2. Use a Travel Agent. A lot of people think travel agents are a thing of the past, but they aren’t; they’re here to stay. A travel agent is a knowledgeable resource that walks you through your trip. Travel agents also have the ability to book group space, that translates to a lower per person cost if you get on the right sailing, so always check with a travel agent before you book your cruise directly with the cruise line.
3. Maximize your dollar. Check out the websites before you make a decision, as I am typing this Carnival Cruise Lines is offering sailings with the single supplement fee waived (cruise line cabins are book double occupancy), $100 on board credit per stateroom and up to 40% off select sailings. While you’re at it, create an email address just to sign-up for travel deals, there are a lot out there!

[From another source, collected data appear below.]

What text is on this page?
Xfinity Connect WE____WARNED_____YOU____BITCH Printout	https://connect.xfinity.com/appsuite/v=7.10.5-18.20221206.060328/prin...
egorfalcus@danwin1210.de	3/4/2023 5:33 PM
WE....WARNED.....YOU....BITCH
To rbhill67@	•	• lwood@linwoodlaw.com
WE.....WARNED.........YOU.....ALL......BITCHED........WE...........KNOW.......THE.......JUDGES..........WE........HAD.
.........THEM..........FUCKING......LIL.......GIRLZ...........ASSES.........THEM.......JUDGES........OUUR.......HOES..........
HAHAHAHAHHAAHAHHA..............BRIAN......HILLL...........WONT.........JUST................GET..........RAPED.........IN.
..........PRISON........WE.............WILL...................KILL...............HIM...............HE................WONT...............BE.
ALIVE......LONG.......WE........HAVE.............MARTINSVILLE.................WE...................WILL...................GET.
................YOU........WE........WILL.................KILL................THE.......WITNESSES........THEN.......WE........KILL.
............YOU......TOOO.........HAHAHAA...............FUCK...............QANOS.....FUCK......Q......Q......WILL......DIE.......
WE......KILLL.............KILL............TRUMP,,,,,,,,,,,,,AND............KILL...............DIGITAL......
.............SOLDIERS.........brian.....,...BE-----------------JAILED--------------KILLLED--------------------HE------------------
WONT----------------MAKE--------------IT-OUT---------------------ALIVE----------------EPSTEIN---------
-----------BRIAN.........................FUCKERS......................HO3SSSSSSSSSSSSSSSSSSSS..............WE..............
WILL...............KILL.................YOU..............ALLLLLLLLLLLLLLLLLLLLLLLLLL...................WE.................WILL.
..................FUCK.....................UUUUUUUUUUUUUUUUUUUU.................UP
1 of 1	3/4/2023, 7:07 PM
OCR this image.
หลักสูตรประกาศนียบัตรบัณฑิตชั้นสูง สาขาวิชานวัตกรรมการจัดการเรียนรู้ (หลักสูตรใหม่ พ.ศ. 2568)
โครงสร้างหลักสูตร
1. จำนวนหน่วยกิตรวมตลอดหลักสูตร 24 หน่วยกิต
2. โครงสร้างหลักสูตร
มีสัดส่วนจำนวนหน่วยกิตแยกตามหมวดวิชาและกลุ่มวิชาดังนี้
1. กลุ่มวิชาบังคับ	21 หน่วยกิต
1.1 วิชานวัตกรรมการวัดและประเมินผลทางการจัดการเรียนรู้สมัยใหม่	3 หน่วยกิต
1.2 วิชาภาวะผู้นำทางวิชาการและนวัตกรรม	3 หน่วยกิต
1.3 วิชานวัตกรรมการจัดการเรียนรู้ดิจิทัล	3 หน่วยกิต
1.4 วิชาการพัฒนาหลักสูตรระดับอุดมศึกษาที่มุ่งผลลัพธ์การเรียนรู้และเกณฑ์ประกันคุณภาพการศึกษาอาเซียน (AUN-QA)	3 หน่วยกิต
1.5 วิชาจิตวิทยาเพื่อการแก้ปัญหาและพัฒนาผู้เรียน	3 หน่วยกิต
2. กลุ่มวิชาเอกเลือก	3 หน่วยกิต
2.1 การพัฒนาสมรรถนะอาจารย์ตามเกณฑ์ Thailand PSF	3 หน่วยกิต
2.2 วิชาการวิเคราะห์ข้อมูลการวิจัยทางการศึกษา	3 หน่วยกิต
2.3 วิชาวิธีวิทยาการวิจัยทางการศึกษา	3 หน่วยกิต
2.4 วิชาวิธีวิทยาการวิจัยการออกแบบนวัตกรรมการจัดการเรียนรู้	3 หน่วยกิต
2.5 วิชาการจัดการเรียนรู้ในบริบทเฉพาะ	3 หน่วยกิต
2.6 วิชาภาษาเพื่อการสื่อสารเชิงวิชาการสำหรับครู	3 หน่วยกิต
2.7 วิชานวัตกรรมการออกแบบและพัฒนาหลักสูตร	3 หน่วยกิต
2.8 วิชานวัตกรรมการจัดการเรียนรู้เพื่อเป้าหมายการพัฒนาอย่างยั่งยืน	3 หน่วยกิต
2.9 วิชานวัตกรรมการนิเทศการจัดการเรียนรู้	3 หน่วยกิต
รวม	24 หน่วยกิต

4. Research Shore Excursions. Shore excursions can add up when you’re planning a vacation. For instance, I just got back from Grand Cayman where I did Sting Ray City; the cruise line cost was $70 per person. For a family of four, that adds up. Consider looking at third party shore excursion companies like Shore Excursion Group, they are typically priced lower and offer the same guarantees, if not better, than the cruise line.
Note: Shore Excursions Group was $11 per person lower on this excursions.
5. Arrive Early. If you’re flying to your cruise port, always arrive a day early. This winter is a testament to that. There are great hotels out there that offer pre-cruise packages. I recently stayed at the Hilton Garden Inn Cruise Port in Fort Lauderdale and they provide a cruise package to the pier and even a parking package if you don’t want to spend the $15-$20 per-car per-day at the cruise pier. Just Google “Cruise Packages” and the city you’re flying into.
One time I had to use my travel insurance policy when I got stuck in Europe; it saved me over $100 in hotel costs and taxi fares. Don’t just go with the cruise line travel insurance policy, while they do cover you, they are blanket policies. Look for third party travel insurance companies like TripInsurance.com to provide tailor-made affordable coverage around your budget.
Tangibles like clothing and electronics are temporary, but the memories from cruise vacation last a lifetime.
Personally, I wouldn’t look for the cheapest cruise vacation out there. I would look for the cruise vacation with the most value. How cheap does a vacation have to get until it becomes a deal?